Watching the Olympics, I marvel at the athletes – their skill and dedication, their years of sacrifice. These elite athletes are a special breed and their kind of talent cannot be denied.
By comparison, the rest of us might seem ordinary, but we all have our hidden talents.
When I stopped by my brother’s place the other day, I was immediately drawn to a new piece of art hanging on the wall in his entryway. This black and white photograph of a subway platform was urban and gritty, but it possessed an ethereal quality that I loved.
When I gushed about how wonderful it was, my brother didn’t say a word. He just gave me the nod. It’s a subtle mannerism of his. He smiles and then gently nods his head twice.
“It’s one of my shots,” he finally admitted.
So I examined the photo more closely, noting the contrast of light and dark, the movement of the train – he’d successfully captured a moment and created a mood.
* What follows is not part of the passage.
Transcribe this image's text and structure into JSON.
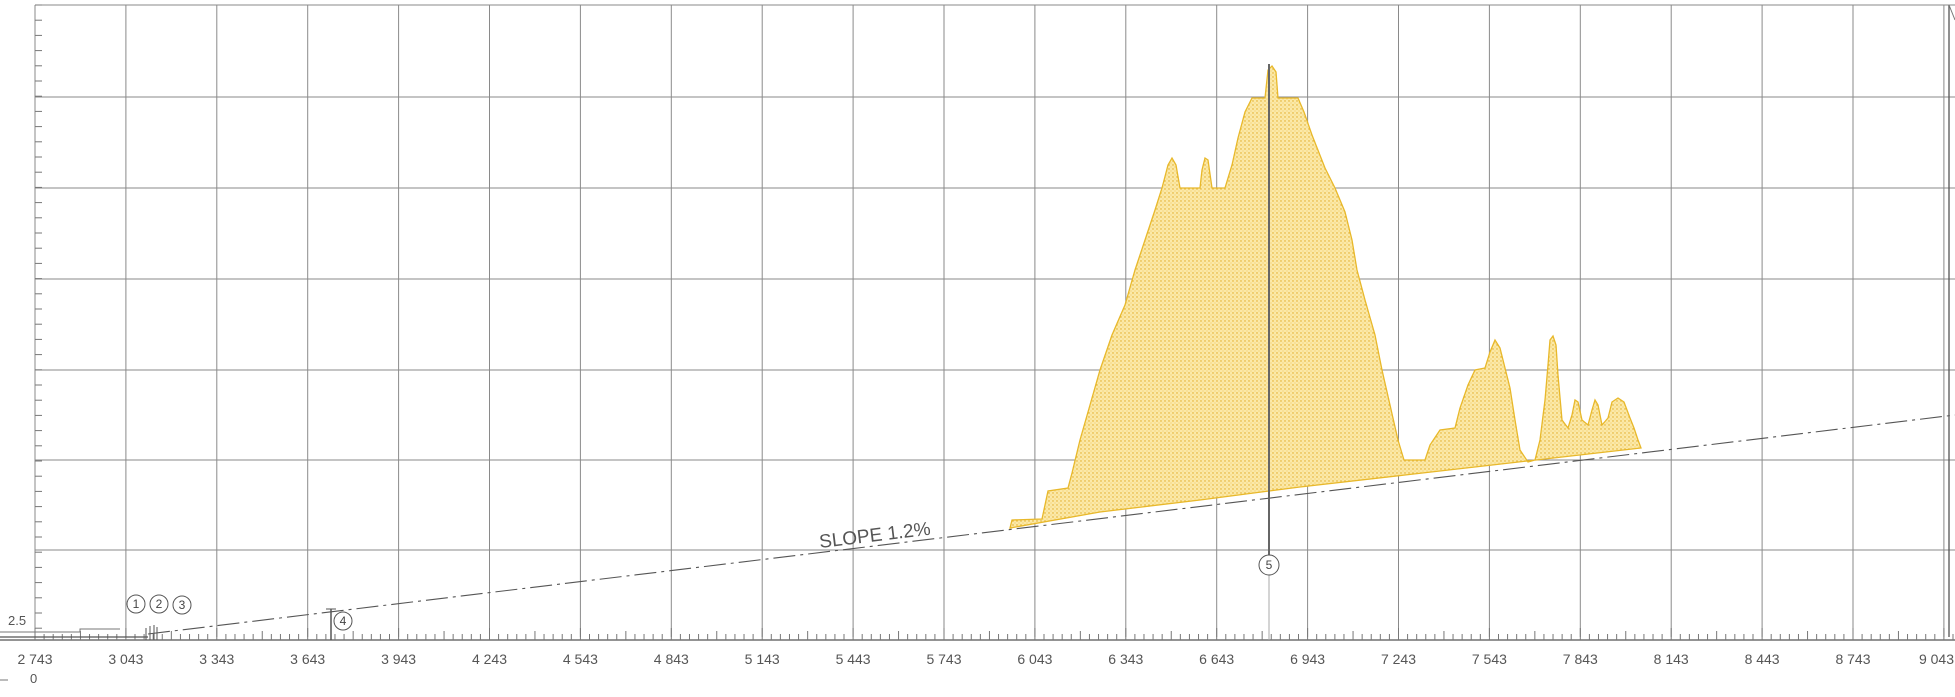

My brother, the chemical engineer, had been dabbling at photography for a couple of years, but I never realized how good he was until I saw this example of his work.
As I walked home that night, I thought about the corporate communication coach I know whose real talent is dancing the Tango. She has such a passion for Tango that she travels to Argentina regularly just to dance. I was reminded of my cousin, a retired teacher, who makes beautiful stained glass. With patient and steady hands, she’s adept at cutting the glass, grinding the edges, foiling it, soldering it until she’s created a Tiffany styled lamp, wall sconce, or decorative mirror.
We all have some hidden talent that we likely take for granted. We consider it a hobby. But it’s often much more than that. And it’s rewarding when that talent gets acknowledged.